Para fontes do governo, a confecção pode ser "ajudada de outras formas" - uma hipótese é um alívio tributário. O setor já faz parte da lista dos beneficiados com a desoneração da folha de pagamentos, mas, paradoxalmente, a medida ajudou pouco. Muitas confecções terceirizam a costura das roupas - a parte que gera mais empregos e, consequentemente, mais encargos trabalhistas.

Em sua última coletiva de imprensa, a Abit informou que, além da salvaguarda, está solicitando ao governo que crie um regime tributário especial para a confecção, a exemplo do que já ocorre com outros setores como construção civil e petróleo. A proposta é reduzir a carga tributária da confecção dos atuais 18% da receita bruta para algo entre 5% e 10%. A entidade, no entanto, não detalhou como isso seria feito. Segundo uma fonte do setor de confecção, o regime tributário especial e a salvaguarda são medidas complementares.

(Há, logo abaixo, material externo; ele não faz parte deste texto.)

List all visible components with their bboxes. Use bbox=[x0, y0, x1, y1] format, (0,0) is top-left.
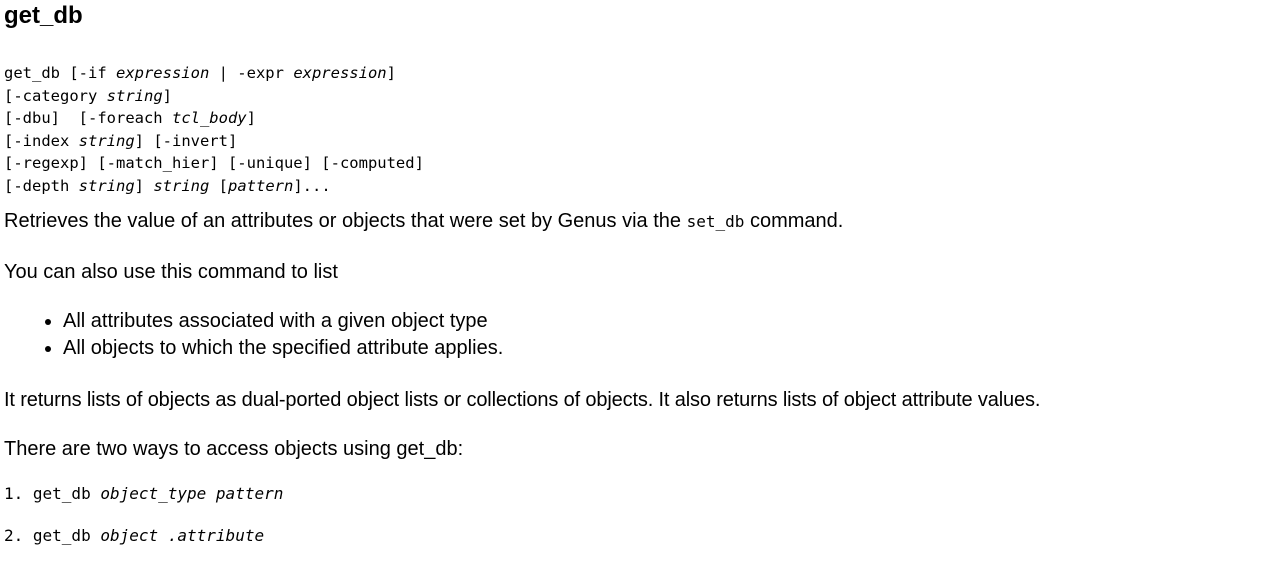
doc-page: get_db get_db [-if expression | -expr ex… bbox=[0, 0, 1286, 570]
usage-args: object .attribute bbox=[100, 525, 265, 545]
synopsis-text: | -expr bbox=[209, 64, 294, 82]
synopsis-line-2: [-category string] bbox=[4, 87, 172, 105]
synopsis-arg: tcl_body bbox=[171, 109, 247, 128]
command-synopsis: get_db [-if expression | -expr expressio… bbox=[4, 62, 1286, 198]
description-text: command. bbox=[744, 209, 844, 232]
list-item: All objects to which the specified attri… bbox=[63, 335, 1286, 362]
synopsis-arg: string bbox=[78, 131, 135, 150]
usage-item-2: 2. get_db object .attribute bbox=[4, 526, 1286, 546]
synopsis-text: [-depth bbox=[4, 176, 79, 195]
synopsis-text: [-index bbox=[4, 131, 79, 150]
synopsis-line-1: get_db [-if expression | -expr expressio… bbox=[4, 64, 396, 82]
synopsis-arg: expression bbox=[115, 64, 210, 82]
list-item: All attributes associated with a given o… bbox=[63, 308, 1286, 335]
synopsis-text: [ bbox=[209, 176, 228, 195]
synopsis-line-3: [-dbu] [-foreach tcl_body] bbox=[4, 109, 256, 127]
synopsis-arg: pattern bbox=[228, 176, 294, 195]
synopsis-text: ] [-invert] bbox=[134, 131, 238, 150]
usage-item-1: 1. get_db object_type pattern bbox=[4, 484, 1286, 504]
usage-prefix: 1. get_db bbox=[4, 483, 101, 503]
description-retrieves: Retrieves the value of an attributes or … bbox=[4, 209, 1286, 234]
synopsis-text: get_db [-if bbox=[4, 64, 116, 82]
synopsis-arg: expression bbox=[293, 64, 387, 82]
synopsis-text: ] bbox=[246, 109, 256, 128]
synopsis-text: ] bbox=[386, 64, 396, 82]
synopsis-line-5: [-regexp] [-match_hier] [-unique] [-comp… bbox=[4, 154, 424, 172]
synopsis-text: ]... bbox=[293, 176, 331, 195]
synopsis-arg: string bbox=[153, 176, 210, 195]
synopsis-text: ] bbox=[134, 176, 154, 195]
synopsis-text: [-dbu] [-foreach bbox=[4, 109, 172, 128]
synopsis-arg: string bbox=[106, 86, 163, 105]
inline-code: set_db bbox=[686, 211, 745, 231]
synopsis-text: ] bbox=[162, 86, 172, 105]
usage-prefix: 2. get_db bbox=[4, 525, 101, 545]
description-ways-intro: There are two ways to access objects usi… bbox=[4, 437, 464, 460]
description-list-intro: You can also use this command to list bbox=[4, 260, 338, 283]
page-title: get_db bbox=[4, 2, 83, 29]
description-returns: It returns lists of objects as dual-port… bbox=[4, 388, 1041, 411]
synopsis-text: [-category bbox=[4, 86, 107, 105]
synopsis-text: [-regexp] [-match_hier] [-unique] [-comp… bbox=[4, 154, 424, 173]
synopsis-line-4: [-index string] [-invert] bbox=[4, 132, 237, 150]
synopsis-arg: string bbox=[78, 176, 135, 195]
description-text: Retrieves the value of an attributes or … bbox=[4, 209, 687, 232]
synopsis-line-6: [-depth string] string [pattern]... bbox=[4, 177, 331, 195]
feature-list: All attributes associated with a given o… bbox=[4, 308, 1286, 362]
usage-args: object_type pattern bbox=[100, 483, 284, 503]
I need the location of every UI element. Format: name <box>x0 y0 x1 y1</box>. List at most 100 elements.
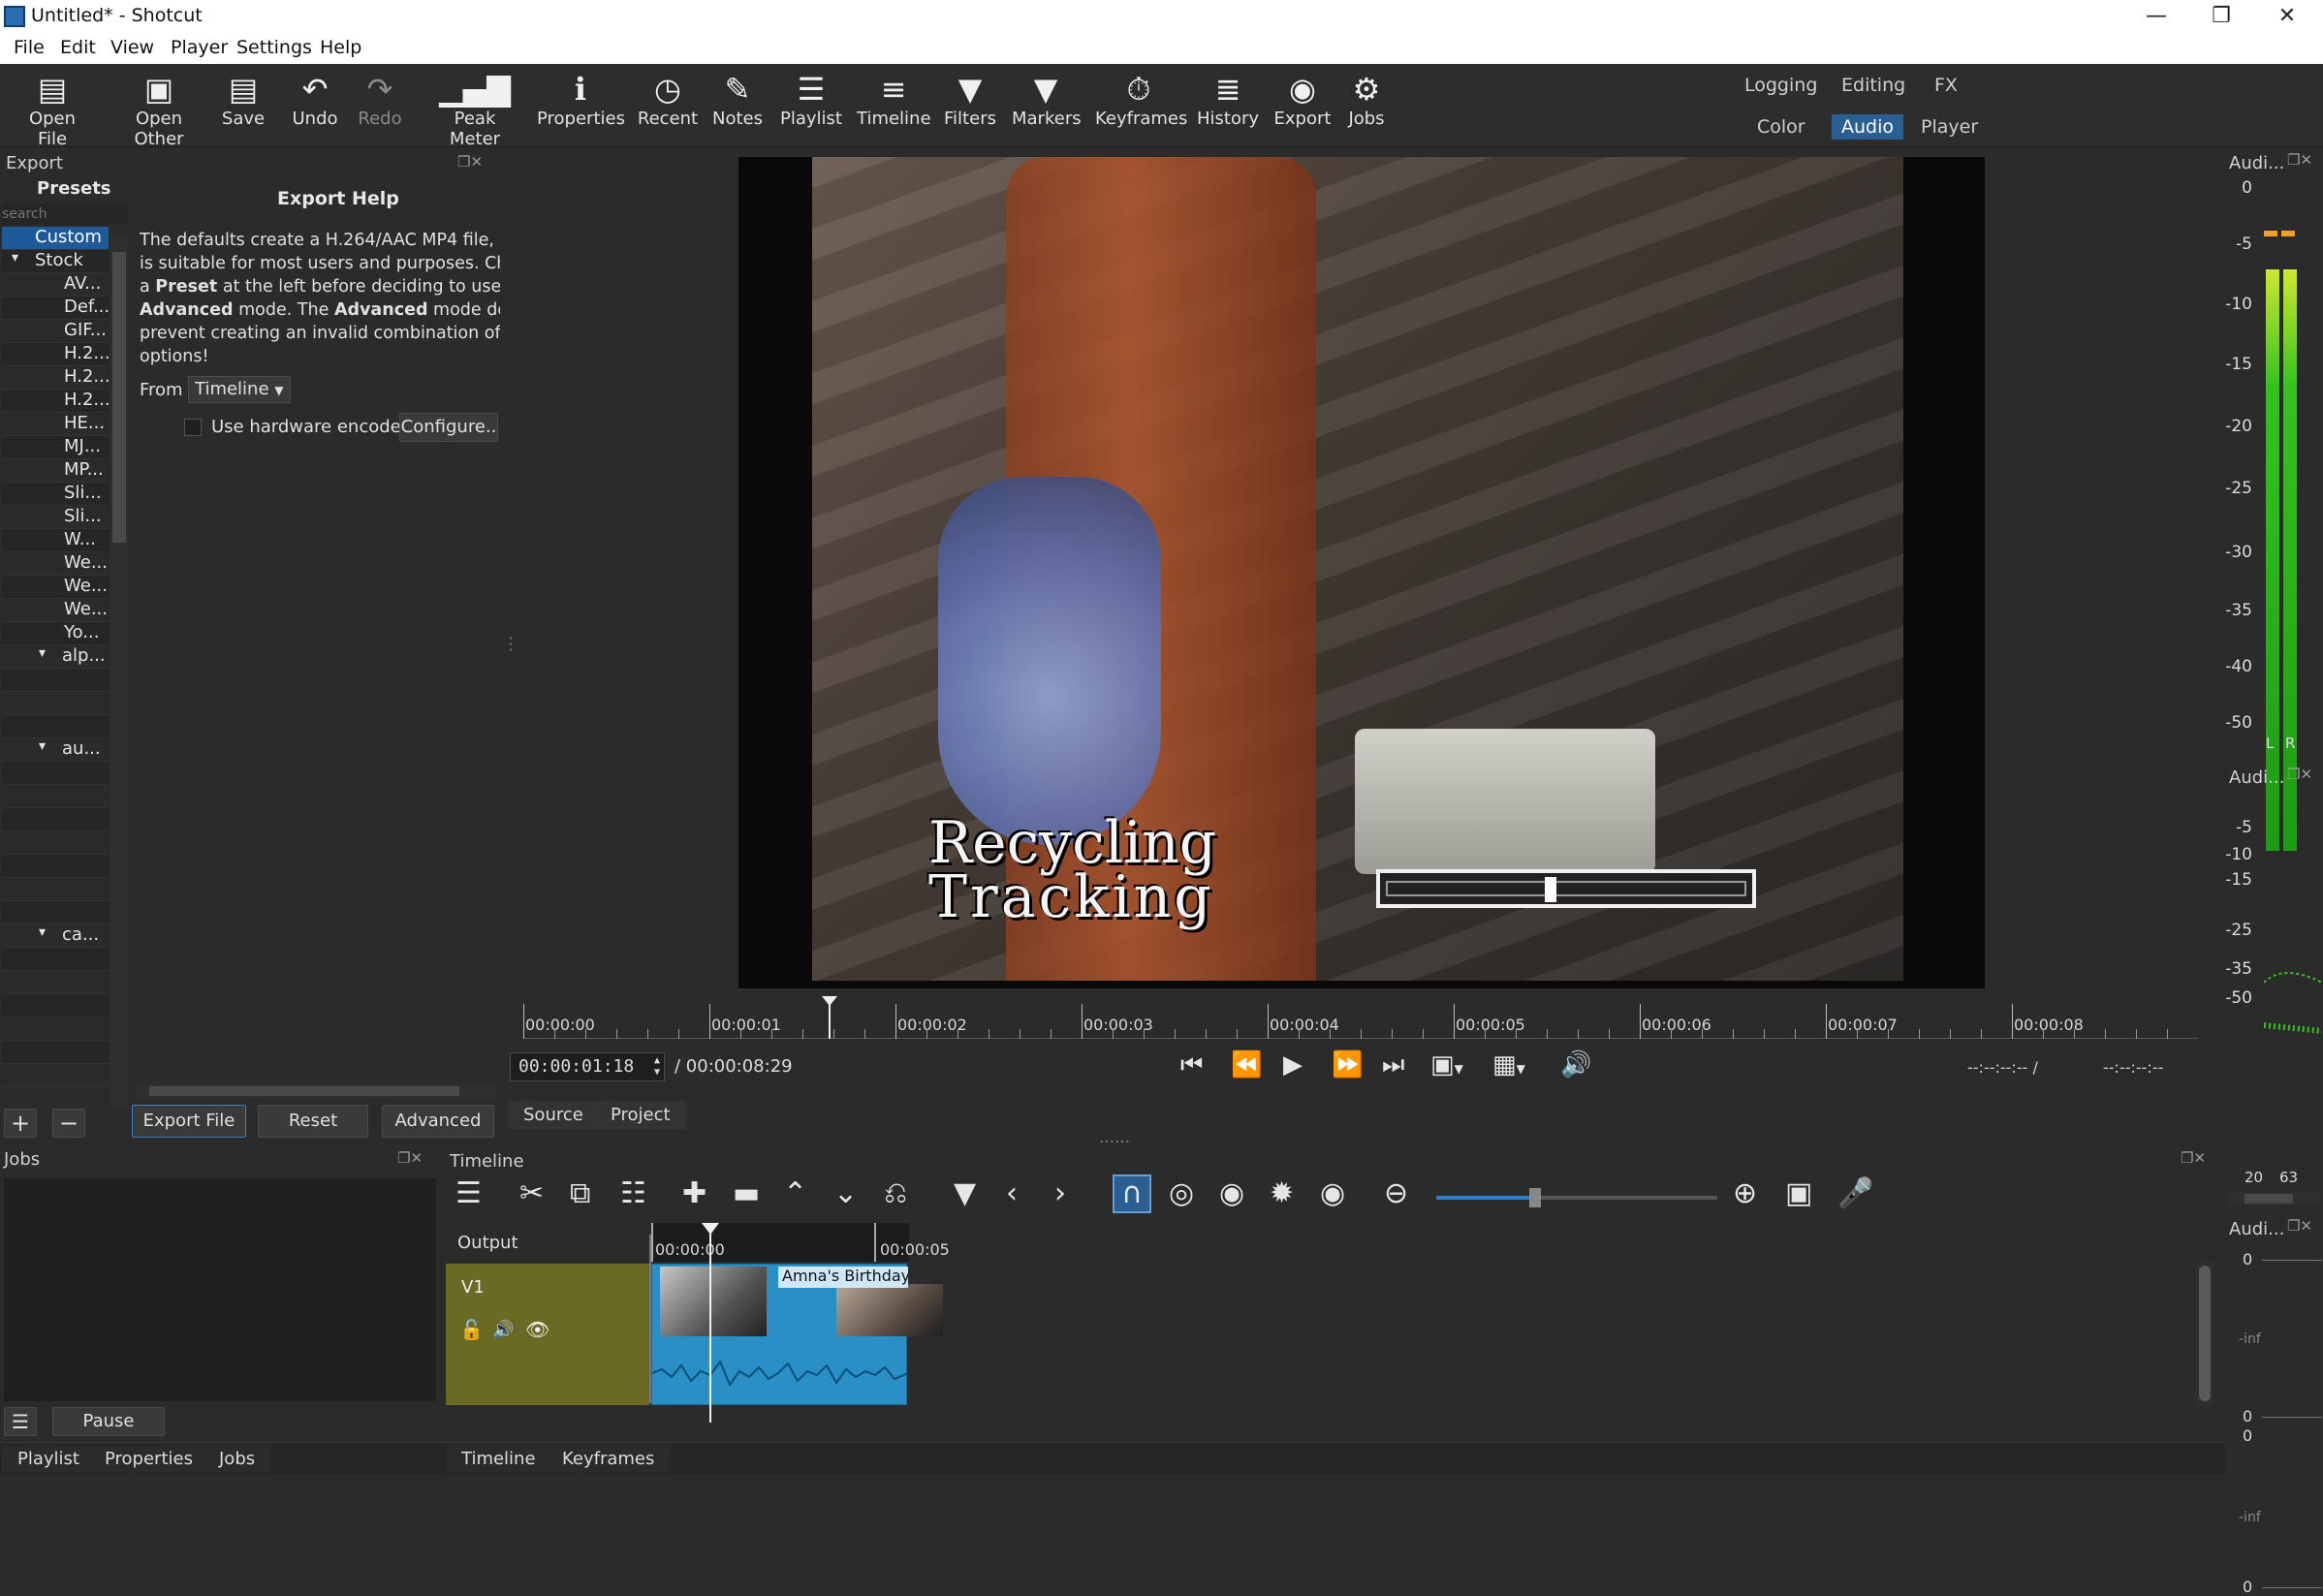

Uma eventual salvaguarda para o setor têxtil é um tema extremamente polêmico e está movimentando uma série de interesses. Os grandes varejistas têxteis, como Renner, Marisa e C&A, não querem nem ouvir falar de cota para importar roupa. Eles argumentam que a indústria local não tem condições de atender a demanda. O fato é que roupa no Brasil é mesmo muito caro. Prova disso é que as malas dos turistas voltam cheias de viagens a Miami, Nova York e até a Europa. Para os fabricantes, a culpa é do custo Brasil. Para os varejistas, o problema é o protecionismo. Ambos podem estar corretos, só que a maior parte da fatura é paga pelo consumidor.